La-première et la principale de toutes les règles est qu’il faut connaître très-distinctement l’état de la question qu’on se propose de résoudre, et avoir des idées de ses termes assez distinctes, pour les pouvoir comparer, et pour-en reconnaître ainsi les rapports inconnus.

Il faut donc premièrement apercevoir très-clairement le rapport inconnu que l’on y cherche, car il est évident que si l’on n’avait point de marque certaine pour reconnaître ce rapport inconnu lorsqu’on le cherchait, ou lorsqu’on l’aurait trouvé, ce serait en vain qu’on le chercherait.

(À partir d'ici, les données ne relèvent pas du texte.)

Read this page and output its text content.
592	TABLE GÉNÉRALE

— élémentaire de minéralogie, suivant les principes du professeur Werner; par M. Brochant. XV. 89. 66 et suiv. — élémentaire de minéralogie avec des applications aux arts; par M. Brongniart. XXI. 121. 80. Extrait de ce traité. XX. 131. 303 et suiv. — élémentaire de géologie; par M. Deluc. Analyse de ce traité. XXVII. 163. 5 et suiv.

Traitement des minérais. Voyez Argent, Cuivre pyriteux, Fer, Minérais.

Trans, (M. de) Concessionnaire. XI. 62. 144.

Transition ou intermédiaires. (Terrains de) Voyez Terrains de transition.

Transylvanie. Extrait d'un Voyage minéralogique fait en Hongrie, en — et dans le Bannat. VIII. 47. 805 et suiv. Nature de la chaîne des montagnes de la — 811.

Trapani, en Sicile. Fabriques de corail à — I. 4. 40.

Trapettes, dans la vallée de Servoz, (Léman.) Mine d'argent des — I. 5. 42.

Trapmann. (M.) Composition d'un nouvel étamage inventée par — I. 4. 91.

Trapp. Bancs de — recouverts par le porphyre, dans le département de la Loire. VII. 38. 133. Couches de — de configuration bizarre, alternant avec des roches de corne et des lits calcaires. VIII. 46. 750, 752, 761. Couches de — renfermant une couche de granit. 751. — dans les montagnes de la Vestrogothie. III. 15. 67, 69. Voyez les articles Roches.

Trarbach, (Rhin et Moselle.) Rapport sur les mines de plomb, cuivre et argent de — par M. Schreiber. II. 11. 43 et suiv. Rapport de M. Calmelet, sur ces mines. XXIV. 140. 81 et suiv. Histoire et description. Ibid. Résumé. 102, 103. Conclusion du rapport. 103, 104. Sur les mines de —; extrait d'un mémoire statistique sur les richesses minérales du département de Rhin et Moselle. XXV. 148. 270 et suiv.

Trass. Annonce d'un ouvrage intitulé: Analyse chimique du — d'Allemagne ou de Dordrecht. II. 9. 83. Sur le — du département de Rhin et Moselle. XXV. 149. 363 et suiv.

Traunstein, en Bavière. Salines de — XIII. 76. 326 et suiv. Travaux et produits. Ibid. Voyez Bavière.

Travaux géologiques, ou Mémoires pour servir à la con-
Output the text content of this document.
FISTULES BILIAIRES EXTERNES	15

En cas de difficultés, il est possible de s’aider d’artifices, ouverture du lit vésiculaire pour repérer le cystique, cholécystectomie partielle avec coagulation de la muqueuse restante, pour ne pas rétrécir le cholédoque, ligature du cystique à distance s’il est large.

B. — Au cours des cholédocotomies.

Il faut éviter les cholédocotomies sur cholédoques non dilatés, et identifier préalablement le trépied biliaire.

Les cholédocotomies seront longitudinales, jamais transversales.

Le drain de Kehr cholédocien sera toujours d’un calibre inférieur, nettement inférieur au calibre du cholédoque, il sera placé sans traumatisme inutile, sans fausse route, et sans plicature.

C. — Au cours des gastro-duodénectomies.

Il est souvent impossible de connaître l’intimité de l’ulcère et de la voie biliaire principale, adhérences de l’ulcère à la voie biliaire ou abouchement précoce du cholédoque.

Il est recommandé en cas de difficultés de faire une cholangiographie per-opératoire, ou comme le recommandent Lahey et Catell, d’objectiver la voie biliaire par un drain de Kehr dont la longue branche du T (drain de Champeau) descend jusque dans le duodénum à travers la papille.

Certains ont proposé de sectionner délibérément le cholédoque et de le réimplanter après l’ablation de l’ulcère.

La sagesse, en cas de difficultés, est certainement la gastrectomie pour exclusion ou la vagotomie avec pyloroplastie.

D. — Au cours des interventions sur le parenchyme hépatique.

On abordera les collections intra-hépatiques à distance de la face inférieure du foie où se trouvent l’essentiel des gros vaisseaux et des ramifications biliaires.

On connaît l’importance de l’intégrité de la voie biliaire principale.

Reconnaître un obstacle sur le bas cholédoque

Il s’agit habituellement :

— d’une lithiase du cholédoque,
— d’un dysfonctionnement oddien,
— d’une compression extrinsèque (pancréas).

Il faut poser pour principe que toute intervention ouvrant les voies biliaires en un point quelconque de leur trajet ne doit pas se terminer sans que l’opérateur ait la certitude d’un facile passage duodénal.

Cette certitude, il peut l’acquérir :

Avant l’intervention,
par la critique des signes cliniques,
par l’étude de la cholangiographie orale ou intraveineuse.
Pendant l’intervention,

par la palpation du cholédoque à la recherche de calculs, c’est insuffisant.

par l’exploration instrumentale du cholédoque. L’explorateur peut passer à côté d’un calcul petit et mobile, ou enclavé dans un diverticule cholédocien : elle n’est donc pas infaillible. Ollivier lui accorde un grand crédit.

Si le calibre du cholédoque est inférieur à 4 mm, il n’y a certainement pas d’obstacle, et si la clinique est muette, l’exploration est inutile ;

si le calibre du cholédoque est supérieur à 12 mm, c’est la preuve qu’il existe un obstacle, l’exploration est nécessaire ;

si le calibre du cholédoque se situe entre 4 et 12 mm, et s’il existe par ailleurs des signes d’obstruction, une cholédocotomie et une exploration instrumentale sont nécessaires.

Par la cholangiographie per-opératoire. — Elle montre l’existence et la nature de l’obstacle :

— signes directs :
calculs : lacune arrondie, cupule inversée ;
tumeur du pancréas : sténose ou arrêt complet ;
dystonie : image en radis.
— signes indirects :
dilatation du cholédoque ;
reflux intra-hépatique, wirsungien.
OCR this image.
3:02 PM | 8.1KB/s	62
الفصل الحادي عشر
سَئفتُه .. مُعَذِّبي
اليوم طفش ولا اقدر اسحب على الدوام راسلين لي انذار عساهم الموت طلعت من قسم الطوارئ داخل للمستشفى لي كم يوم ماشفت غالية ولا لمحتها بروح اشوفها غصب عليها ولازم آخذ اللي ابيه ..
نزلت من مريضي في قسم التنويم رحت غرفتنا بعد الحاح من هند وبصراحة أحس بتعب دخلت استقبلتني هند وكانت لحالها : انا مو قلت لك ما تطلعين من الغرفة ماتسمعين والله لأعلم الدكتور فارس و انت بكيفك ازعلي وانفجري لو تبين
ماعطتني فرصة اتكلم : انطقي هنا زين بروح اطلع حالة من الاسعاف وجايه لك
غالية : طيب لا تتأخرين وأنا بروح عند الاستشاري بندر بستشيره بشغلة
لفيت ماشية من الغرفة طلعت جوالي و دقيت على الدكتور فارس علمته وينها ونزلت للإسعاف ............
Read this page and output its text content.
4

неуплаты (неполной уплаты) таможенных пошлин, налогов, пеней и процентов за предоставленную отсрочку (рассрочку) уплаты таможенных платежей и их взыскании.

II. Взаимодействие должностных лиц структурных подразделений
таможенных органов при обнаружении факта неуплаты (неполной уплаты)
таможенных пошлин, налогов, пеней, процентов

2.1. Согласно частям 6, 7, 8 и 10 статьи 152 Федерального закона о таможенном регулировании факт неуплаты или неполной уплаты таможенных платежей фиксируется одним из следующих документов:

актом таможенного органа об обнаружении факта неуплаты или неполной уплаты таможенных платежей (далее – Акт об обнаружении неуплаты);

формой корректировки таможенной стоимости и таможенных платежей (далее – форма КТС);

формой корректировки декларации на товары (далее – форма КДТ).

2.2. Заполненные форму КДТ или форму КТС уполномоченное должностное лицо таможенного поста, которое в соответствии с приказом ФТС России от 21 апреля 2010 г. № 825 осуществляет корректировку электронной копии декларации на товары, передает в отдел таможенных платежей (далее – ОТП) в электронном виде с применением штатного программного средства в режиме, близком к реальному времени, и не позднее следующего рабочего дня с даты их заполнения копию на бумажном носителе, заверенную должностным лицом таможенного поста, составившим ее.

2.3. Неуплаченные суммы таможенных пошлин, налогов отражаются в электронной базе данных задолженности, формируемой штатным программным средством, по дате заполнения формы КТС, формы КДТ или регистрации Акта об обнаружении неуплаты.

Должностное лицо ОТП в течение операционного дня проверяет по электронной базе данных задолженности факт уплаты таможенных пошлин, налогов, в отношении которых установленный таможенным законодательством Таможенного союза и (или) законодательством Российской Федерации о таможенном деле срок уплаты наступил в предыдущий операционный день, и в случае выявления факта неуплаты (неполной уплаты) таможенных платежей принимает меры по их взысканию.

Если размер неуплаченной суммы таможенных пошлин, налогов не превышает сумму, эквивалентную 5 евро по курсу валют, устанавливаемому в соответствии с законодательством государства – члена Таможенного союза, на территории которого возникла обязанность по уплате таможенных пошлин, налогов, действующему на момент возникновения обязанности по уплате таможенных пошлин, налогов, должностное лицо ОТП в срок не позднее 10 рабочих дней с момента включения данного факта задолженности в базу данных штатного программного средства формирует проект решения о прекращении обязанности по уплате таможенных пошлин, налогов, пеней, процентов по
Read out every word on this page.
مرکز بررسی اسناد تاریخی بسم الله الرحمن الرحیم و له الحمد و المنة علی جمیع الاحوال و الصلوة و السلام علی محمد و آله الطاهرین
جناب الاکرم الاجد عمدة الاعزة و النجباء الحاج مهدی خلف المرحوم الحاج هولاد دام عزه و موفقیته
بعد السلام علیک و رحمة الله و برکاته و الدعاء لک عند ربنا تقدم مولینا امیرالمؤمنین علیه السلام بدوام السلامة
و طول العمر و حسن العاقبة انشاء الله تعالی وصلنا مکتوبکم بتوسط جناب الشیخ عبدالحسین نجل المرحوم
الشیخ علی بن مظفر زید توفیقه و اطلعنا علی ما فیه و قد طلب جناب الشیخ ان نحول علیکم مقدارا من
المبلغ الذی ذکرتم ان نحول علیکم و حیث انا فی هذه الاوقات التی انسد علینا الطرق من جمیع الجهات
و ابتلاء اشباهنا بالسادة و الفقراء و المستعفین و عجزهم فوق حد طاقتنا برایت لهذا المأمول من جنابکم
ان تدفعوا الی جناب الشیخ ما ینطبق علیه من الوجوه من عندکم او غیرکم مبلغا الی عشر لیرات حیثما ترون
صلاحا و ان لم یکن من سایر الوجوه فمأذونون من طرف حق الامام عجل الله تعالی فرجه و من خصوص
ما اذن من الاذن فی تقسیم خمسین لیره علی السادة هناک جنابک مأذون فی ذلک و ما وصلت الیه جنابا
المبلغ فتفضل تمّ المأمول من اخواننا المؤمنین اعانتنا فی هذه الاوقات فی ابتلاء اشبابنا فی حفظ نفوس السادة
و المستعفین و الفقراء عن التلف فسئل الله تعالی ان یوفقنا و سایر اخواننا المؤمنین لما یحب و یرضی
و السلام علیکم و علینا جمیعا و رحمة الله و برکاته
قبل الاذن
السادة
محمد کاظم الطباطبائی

Secondement, il faut autant qu’on le peut se rendre distinctes les idées qui répondent aux termes de la question, en ôtant l’équivoque des termes, et claires, en les considérant avec toute l’attention possible. Car si ces idées sont si confuses et si obscures, qu’on ne puisse faire les comparaisons nécessaires pour découvrir les rapports que l’on cherche, l’on n’est point encore en état de résoudre la question.

En troisième lieu, il faut considérer avec toute l’attention possible les conditions exprimées dans une question, s’il y en a quelques-unes, parce que sans cela l’on n’entend que confusément l’état de cette question, outre que les conditions marquent ordinairement la voie pour la résoudre. De sorte que lorsqu’on a une fois bien conçu l’état d’une question et ses conditions, on sait et ce qu’on cherche, et quelquefois même par où il s’y faut prendre pour le découvrir.

Il est vrai qu’il n’y a pas toujours quelques conditions exprimées dans les questions ; mais c’est que ces questions sont indéterminées. et que l’on peut les résoudre en plusieurs manières, comme si un demandait un nombre carré, un triangle, etc, sans rien spécifier davantage ; ou bien c’est que celui qui les propose ne sait point les moyens de les résoudre, ou qu’il les cache à dessein d’embarrasser ; comme si on demandait que l’on trouvât deux moyennes proportionnelles entre deux lignes, sans ajouter par l’intersection du cercle et de la parabole, ou du cercle et de l’ellipse, etc.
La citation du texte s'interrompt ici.